Chapter 9. Essential Tools for Performance Tuning

To be able to improve the performance of your system you need a prior understanding of what can be improved, how it can be improved, how much it can be improved, and, most importantly, what impact the improvement will have on the overall performance of your system. You need to be able to identify those things that, after you have done your best to improve them, will yield substantial benefits for the overall system performance. Concentrate your efforts on them, and avoid wasting time on improvements that give little overall gain.

If you have a small application it may be possible to detect places that could be improved simply by inspecting the code. On the other hand, if you have a large application, or many applications, it's usually impossible to do the detective work with the naked eye. You need observation instruments and measurement tools. These belong to the benchmarking and code-profiling categories.

It's important to understand that in the majority of the benchmarking tests that we will execute, we will not be looking at absolute results. Few machines will have exactly the same hardware and software setup, so this kind of comparison would usually be misleading, and in most cases we will be trying to show which coding approach is preferable, so the hardware is almost irrelevant.

Rather than looking at absolute results, we will be looking at the differences between two or more result sets run on the same machine. This is what you should do; you shouldn't try to compare the absolute results collected here with the results of those same benchmarks on your own machines.

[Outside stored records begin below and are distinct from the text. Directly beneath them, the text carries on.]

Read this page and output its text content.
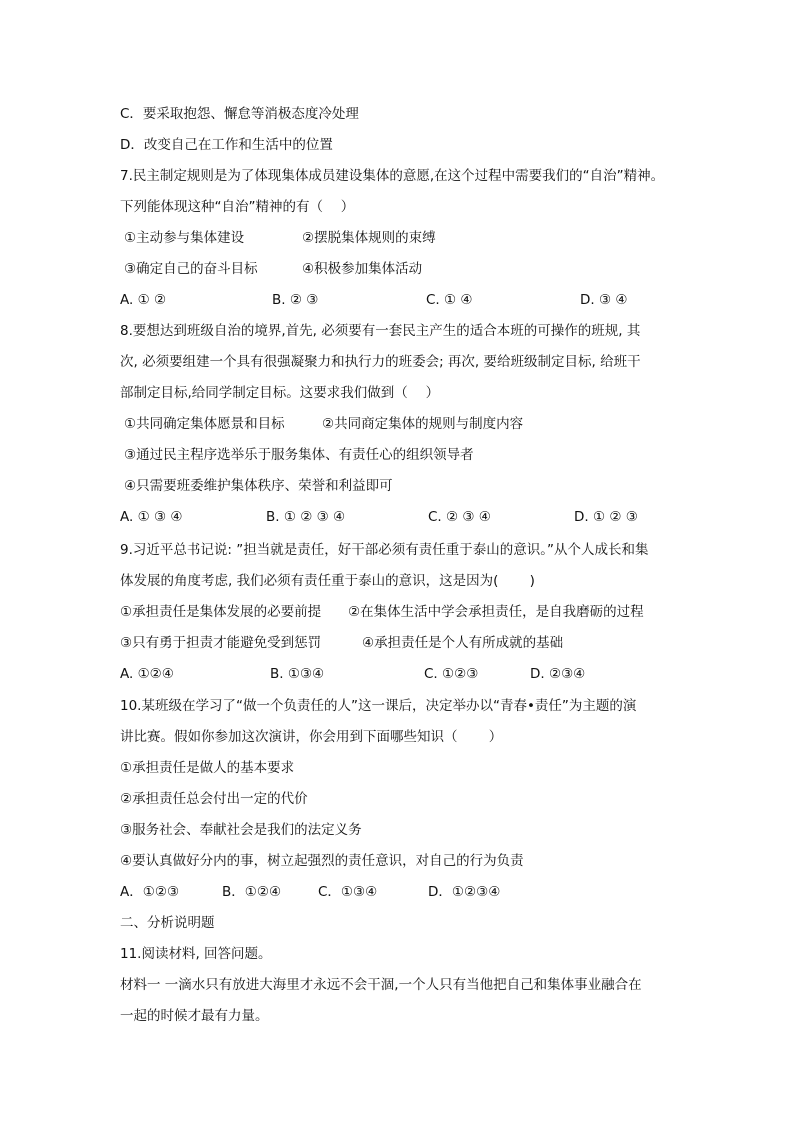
C．要采取抱怨、懈怠等消极态度冷处理
D．改变自己在工作和生活中的位置
7.民主制定规则是为了体现集体成员建设集体的意愿,在这个过程中需要我们的“自治”精神。
下列能体现这种“自治”精神的有（　 ）
①主动参与集体建设	②摆脱集体规则的束缚
③确定自己的奋斗目标	④积极参加集体活动
A. ① ②	B. ② ③	C. ① ④	D. ③ ④
8.要想达到班级自治的境界,首先, 必须要有一套民主产生的适合本班的可操作的班规, 其
次, 必须要组建一个具有很强凝聚力和执行力的班委会; 再次, 要给班级制定目标, 给班干
部制定目标,给同学制定目标。这要求我们做到（　 ）
①共同确定集体愿景和目标	②共同商定集体的规则与制度内容
③通过民主程序选举乐于服务集体、有责任心的组织领导者
④只需要班委维护集体秩序、荣誉和利益即可
A. ① ③ ④	B. ① ② ③ ④	C. ② ③ ④	D. ① ② ③
9.习近平总书记说: ”担当就是责任，好干部必须有责任重于泰山的意识。”从个人成长和集
体发展的角度考虑, 我们必须有责任重于泰山的意识，这是因为(　　 )
①承担责任是集体发展的必要前提 ②在集体生活中学会承担责任，是自我磨砺的过程
③只有勇于担责才能避免受到惩罚	④承担责任是个人有所成就的基础
A. ①②④	B. ①③④	C. ①②③	D. ②③④
10.某班级在学习了“做一个负责任的人”这一课后，决定举办以“青春•责任”为主题的演
讲比赛。假如你参加这次演讲，你会用到下面哪些知识（　　 ）
①承担责任是做人的基本要求
②承担责任总会付出一定的代价
③服务社会、奉献社会是我们的法定义务
④要认真做好分内的事，树立起强烈的责任意识，对自己的行为负责
A．①②③	B．①②④	C．①③④	D．①②③④
二、分析说明题
11.阅读材料, 回答问题。
材料一 一滴水只有放进大海里才永远不会干涸,一个人只有当他把自己和集体事业融合在
一起的时候才最有力量。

In this chapter we will present a few existing tools that are widely used; we will apply them to example code snippets to show you how performance can be measured, monitored, and improved; and we will give you an idea of how you can develop your own tools.

9.1. Server Benchmarking

As web service developers, the most important thing we should strive for is to offer the user a fast, trouble-free browsing experience. Measuring the response rates of our servers under a variety of load conditions and benchmark programs helps us to do this.

A benchmark program may consume significant resources, so you cannot find the real times that a typical user will wait for a response from your service by running the benchmark on the server itself. Ideally you should run it from a different machine. A benchmark program is unlike a typical user in the way it generates requests. It should be able to emulate multiple concurrent users connecting to the server by generating many concurrent requests. We want to be able to tell the benchmark program what load we want to emulate—for example, by specifying the number or rate of requests to be made, the number of concurrent users to emulate, lists of URLs to request, and other relevant arguments.

9.1.1. ApacheBench

ApacheBench (ab) is a tool for benchmarking your Apache HTTP server. It is designed to give you an idea of the performance that your current Apache installation can give. In particular, it shows you how many requests per second your Apache server is capable of serving. The ab tool comes bundled with the Apache source distribution, and like the Apache web server itself, it's free.

Let's try it. First we create a test script, as shown in Example 9-1.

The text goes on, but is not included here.